Il ritorno di un’atmosfera da Guerra Fredda preoccupa sempre di più il nostro continente, stretto nella morsa di Usa e Russia. Il trattato Inf ratificato da Reagan e Gorbačëv nel 1987 in Islanda sospese ufficialmente la corsa agli armamenti tra le due superpotenze. Si avvicinava l’età dell’unipolarismo di marca americana, con il gigante sovietico ormai al collasso, caduto sotto i pesanti colpi di una lotta combattuta rincorrendo la famigerata “parità strategica”.
Il trattato ha sancito lo smantellamento delle armi nucleari di corto e medio raggio installate nel continente europeo, postazione di lancio naturale per entrambe le superpotenze, allentando in tal modo in maniera considerevole la tensione tra Mosca e Washington. La perdita della sfera d’influenza sovietica nell’Europa centro-orientale ha dato così impulso all’integrazione di nuovi Paesi (oggi protagonisti della scena europea) come Polonia e Ungheria, fornendo la possibilità all’Europa di poter organizzare una propria politica eventualmente anche slegata dalla dicotomia Mosca-Washington, tradottasi poi nel 1992 nella costituzione dell’attuale assetto comunitario ancora alla disperata ricerca di un equilibrio politico-economico. In altre parole, il trattato Inf ha garantito per trent’anni la pace e la sicurezza del continente, smantellando tutte le postazioni di lancio missili raggio compreso tra i 500 ed i 5000 km attive sul suo territorio.
Successivamente alle esternazioni dell’establishment americano in merito all’uscita degli Usa dal trattato in seguito a presunte violazioni russe (con tanto di “ultimatum” nei confronti di Mosca), è intervenuto anche l’ultimo leader sovietico Michail Gorbačëv, assoluto protagonista dei fatti dell’epoca, dettosi molto preoccupato per l’attuale approccio della politica globale su una questione delicatissima come quella della proliferazione nucleare. Nonostante la “poca accortezza” con la quale Gorbačëv difese all’epoca gli interessi strategici di Mosca, sembra che l’ex premio Nobel negli ultimi anni abbia voltato letteralmente le spalle a quella politica di “sicurezza regionale” per la quale divenne celebre nei circoli occidentali sul finire degli anni ’80. La successiva espansione delle strutture Nato in Polonia, Romania, Croazia e Bulgaria ha lanciato la Russia verso una nuova corsa agli armamenti che potrebbe minare ancora una volta l’economia precaria di un Paese che ha migliorato di gran lunga la propria condizione ma che presenta ancora pesanti deficit in materia di sviluppo economico.

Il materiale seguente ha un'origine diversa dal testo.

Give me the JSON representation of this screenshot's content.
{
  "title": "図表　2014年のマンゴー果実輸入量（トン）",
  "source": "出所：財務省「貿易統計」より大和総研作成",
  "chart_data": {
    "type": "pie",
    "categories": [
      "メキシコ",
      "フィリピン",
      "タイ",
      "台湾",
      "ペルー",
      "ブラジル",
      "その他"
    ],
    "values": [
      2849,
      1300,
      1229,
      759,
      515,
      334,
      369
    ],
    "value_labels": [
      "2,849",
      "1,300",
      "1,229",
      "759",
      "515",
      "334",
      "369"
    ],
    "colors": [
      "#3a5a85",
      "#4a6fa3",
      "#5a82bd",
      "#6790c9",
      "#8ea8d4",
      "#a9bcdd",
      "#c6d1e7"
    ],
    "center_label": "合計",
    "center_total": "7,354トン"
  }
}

La cancellazione del trattato Inf è stata avanzata da Washington in risposta a presunte violazioni (non ancora comprovate) da parte della Russia, la quale, però, ha visto mutare notevolmente la propria forza strategica nella sua area cuscinetto dal 1987 ad oggi. Gli americani sembrano dimenticare che, avendo dichiarato spesso di voler dotare di testata nucleare i missili Tomawack, le basi Nato di Deveselu (Romania) e Redzikowo (Polonia) sono attive già dal 2016, costituendo una minaccia assoluta per Mosca. In altre parole, le condizioni strategiche poste in essere da Reagan e Gorbačëv sono mutate considerevolmente a vantaggio delle forze Nato proprio per iniziativa americana. I recenti test missilistici condotti con successo dal Cremlino hanno spinto gli Usa a correre ai ripari, tentando, in tempi non sospetti, di coinvolgere nel discorso anche la Cina. Proprio Pechino, infatti, sta svolgendo il ruolo di attore “silenzioso” in questa partita a scacchi, avendo dispiegato i missili Dong Feng direttamente contro le basi americane attive a Guam e in Giappone. Gli Stati Uniti, dunque, uscendo dal trattato, porrebbero le basi per avere campo libero nel contenimento strategico dei loro avversari a tutto tondo: la Russia e la Cina in primis, ma anche l’Europa che, senza un proprio (e sempre più utopistico) sistema di difesa comune ed indipendente dalla Nato, tornerà ad assumere il ruolo di mero campo di battaglia, uscendone definitivamente ridimensionata nelle sue ambizioni su scala globale.